In the study involving 293 people with coronary artery disease, the authors noted that 22 study participants suffered a myocardial infarction during the 53-month follow-up period. Employing a machine-learning model, researchers assessed the combination of 18F-sodium fluoride (18F-NaF) PET and quantitative plaque analysis via CT angiography along with clinical findings and compared it to these individual diagnostic measures for identifying myocardial infarction risk.

The study findings were as follows:

• Clinical characteristics: (c-statistic 0.64, 95% CI 0.53-0.76)

• Quantitative plaque analysis: (c-statistic 0.72, 95% CI 0.60-0.84)

18F-NaF coronary uptake: (c-statistic 0.76, 95% CI 0.68-0.83)

• Combination of all measures: (c-statistic 0.85, 95% CI 0.79-0.91)

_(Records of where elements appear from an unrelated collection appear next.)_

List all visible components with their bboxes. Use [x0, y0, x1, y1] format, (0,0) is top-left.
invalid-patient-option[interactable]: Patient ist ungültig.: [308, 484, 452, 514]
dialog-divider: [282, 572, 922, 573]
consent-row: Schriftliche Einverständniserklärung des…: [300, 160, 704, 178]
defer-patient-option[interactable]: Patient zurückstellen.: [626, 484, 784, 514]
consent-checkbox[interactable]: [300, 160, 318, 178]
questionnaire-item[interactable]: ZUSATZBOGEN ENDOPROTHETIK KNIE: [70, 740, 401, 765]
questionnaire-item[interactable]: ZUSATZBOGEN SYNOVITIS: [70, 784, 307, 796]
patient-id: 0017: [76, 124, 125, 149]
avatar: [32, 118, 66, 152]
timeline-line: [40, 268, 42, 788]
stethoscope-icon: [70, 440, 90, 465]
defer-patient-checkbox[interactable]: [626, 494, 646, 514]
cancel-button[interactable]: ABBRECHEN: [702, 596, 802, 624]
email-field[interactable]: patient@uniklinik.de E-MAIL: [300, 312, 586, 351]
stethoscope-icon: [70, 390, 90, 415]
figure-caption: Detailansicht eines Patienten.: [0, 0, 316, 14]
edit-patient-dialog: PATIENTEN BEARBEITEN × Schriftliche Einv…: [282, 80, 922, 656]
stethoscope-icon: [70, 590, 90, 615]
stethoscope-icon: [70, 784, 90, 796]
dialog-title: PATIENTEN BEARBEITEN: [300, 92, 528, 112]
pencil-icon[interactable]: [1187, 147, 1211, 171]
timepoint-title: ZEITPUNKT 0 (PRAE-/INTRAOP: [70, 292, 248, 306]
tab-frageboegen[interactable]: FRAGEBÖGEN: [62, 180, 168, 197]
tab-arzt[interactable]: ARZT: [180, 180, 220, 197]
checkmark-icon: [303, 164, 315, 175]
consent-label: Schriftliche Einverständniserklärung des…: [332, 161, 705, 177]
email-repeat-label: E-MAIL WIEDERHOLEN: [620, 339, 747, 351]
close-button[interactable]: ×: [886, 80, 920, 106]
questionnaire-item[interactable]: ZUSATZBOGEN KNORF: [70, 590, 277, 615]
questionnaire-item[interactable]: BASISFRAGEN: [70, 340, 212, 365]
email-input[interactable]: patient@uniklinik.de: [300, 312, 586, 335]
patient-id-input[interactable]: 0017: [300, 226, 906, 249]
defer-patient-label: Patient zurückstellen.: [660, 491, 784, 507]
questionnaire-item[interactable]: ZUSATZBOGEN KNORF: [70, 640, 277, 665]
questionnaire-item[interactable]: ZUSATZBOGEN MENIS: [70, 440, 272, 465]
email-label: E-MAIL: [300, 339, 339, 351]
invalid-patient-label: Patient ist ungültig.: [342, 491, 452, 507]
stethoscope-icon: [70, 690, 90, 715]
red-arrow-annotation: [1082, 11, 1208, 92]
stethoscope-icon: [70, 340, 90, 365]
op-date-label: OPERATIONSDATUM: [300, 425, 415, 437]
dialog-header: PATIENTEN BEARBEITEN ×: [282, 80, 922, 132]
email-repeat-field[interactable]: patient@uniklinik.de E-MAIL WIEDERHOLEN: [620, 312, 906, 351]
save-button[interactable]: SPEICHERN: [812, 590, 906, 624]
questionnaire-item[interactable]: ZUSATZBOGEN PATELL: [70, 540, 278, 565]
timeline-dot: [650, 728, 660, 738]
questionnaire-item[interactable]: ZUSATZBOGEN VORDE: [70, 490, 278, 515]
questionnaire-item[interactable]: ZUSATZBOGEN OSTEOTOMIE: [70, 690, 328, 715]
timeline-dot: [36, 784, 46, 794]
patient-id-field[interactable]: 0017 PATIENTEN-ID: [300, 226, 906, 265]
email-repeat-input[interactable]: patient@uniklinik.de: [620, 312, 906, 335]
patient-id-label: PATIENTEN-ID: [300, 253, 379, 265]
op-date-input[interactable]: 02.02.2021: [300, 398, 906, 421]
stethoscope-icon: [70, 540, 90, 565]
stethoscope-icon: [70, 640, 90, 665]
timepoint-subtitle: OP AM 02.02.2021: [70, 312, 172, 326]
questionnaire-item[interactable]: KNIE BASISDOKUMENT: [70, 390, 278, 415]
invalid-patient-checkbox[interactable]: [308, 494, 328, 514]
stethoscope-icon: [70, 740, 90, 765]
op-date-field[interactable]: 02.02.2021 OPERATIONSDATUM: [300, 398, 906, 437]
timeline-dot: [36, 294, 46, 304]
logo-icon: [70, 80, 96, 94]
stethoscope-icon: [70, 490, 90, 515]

For patients with advanced coronary atherosclerosis, the study authors maintained that predicting risk for myocardial infarction doesn’t depend on cardiovascular risk scores, stenosis severity or CT calcium scoring. They said the study showed that disease activity assessment via 18F-NaF PET and analysis of plaque type and burden by coronary CT angiography are primary determinants in risk stratification of this patient population.

“Our machine-learning approach has overcome the challenges posed by collinearity of these variables and, for the first time, has demonstrated that this information is complementary and additive with the combination of both providing the most robust outcome prediction,” wrote Piotr Slomka, PhD, FACC, FASNC, FCCPM, a professor of medicine and cardiology within the Division of Artificial Intelligence in Medicine at Cedars-Sinai Medical Center in Los Angeles, and colleagues. “If confirmed in future studies, this comprehensive approach holds major promise in refining risk stratification of patients with established coronary artery disease, a population for which such prediction is currently challenging.”

Conceding a limited number of patients and myocardial infarction events in this study, the authors noted larger studies are necessary to validate the findings. They said one ongoing prospective study is assessing the aforementioned modalities for the prediction of recurrent events in patients who had a recent heart attack and multivessel disease.